10. ALLOCATION OF COSTS
Each Party shall perform its obligations under this Addendum at its own cost.
11. TERMINATION
- In the event that Service Provider is in breach of its obligations under this Addendum, or the Agreement, then Company may temporarily suspend the transfer of Company Data to Service Provider until the breach is repaired.
- In the event that:
- the transfer of Company Data to Service Provider has been temporarily suspended by Company for longer than one month pursuant to clause 9(a);
- compliance by Service Provider with this Addendum would put it in breach of its legal or regulatory obligations in the country where Service Provider exists;
- Service Provider is in substantial or persistent breach of any warranties or undertakings given by it under this Addendum; or
- a petition is presented for the administration or winding up of Service Provider, which petition is not dismissed within the applicable period for such dismissal under applicable laws; a winding up order is made; a receiver is appointed over any of its assets; a Company voluntary arrangement is commenced by it; or any equivalent event in any jurisdiction occurs;
then Company, without prejudice to any other rights which it may have against Service Provider, shall be entitled to terminate the Agreement and this Addendum.
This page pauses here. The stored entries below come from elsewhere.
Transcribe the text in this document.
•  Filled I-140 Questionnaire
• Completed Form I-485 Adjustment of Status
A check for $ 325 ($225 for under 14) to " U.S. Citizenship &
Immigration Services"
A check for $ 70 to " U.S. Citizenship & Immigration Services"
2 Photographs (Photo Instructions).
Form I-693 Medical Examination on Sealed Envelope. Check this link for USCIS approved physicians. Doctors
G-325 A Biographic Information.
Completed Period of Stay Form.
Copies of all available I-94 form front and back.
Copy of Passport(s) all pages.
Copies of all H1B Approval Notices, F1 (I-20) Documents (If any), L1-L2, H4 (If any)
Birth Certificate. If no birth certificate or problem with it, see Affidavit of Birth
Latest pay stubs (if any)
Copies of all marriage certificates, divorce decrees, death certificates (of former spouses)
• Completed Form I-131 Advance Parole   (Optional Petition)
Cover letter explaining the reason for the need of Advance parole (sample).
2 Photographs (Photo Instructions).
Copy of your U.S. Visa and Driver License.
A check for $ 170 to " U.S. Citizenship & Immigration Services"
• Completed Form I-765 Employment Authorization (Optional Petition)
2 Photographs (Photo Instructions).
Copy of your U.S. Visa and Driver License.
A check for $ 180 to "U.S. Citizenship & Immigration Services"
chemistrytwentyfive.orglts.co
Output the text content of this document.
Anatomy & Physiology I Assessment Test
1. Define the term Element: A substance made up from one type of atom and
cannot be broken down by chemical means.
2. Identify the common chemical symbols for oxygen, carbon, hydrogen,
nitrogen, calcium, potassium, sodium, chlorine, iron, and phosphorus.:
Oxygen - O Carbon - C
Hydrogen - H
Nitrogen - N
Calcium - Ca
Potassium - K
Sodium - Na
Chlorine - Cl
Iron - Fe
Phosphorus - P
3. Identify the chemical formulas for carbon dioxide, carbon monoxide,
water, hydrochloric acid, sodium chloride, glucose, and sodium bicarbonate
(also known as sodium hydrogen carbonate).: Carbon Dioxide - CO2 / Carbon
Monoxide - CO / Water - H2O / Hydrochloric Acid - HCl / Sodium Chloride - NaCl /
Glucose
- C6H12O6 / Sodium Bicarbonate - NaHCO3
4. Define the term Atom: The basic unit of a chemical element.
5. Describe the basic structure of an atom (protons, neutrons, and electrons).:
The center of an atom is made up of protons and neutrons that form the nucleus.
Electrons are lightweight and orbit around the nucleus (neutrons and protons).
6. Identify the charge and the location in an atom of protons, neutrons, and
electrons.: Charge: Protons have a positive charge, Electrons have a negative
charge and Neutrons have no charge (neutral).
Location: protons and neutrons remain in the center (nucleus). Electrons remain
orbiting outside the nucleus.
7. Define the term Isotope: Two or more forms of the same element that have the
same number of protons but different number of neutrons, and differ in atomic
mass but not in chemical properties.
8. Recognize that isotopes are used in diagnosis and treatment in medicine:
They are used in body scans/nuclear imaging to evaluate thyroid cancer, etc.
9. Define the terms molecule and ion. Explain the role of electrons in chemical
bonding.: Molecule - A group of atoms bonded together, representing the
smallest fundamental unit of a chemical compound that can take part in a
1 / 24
- In the event that the Agreement terminates for any reason, this Addendum shall be immediately terminated and Service Provider shall cease processing Company Data.
12. OBLIGATION AFTER TERMINATION OF PERSONAL DATA PROCESSING SERVICES
The Parties agree that on the termination of the provision of data-processing services, Company, Service Provider and its sub-contractors shall, at the choice of Company, return all Company Data and the copies thereof, unless anonymized, to Company or shall securely destroy all Company Data and certify to Company that it has done so, unless, for European Personal Data, European Union or Member State legislation, or, for U.S. Personal Information, U.S. law imposed upon Service Provider and its sub-contractors prevents them from returning or destroying all or part of Company Data. In that case, Service Provider warrants that it will guarantee the confidentiality of Company Data and will not actively process Company Data transferred anymore.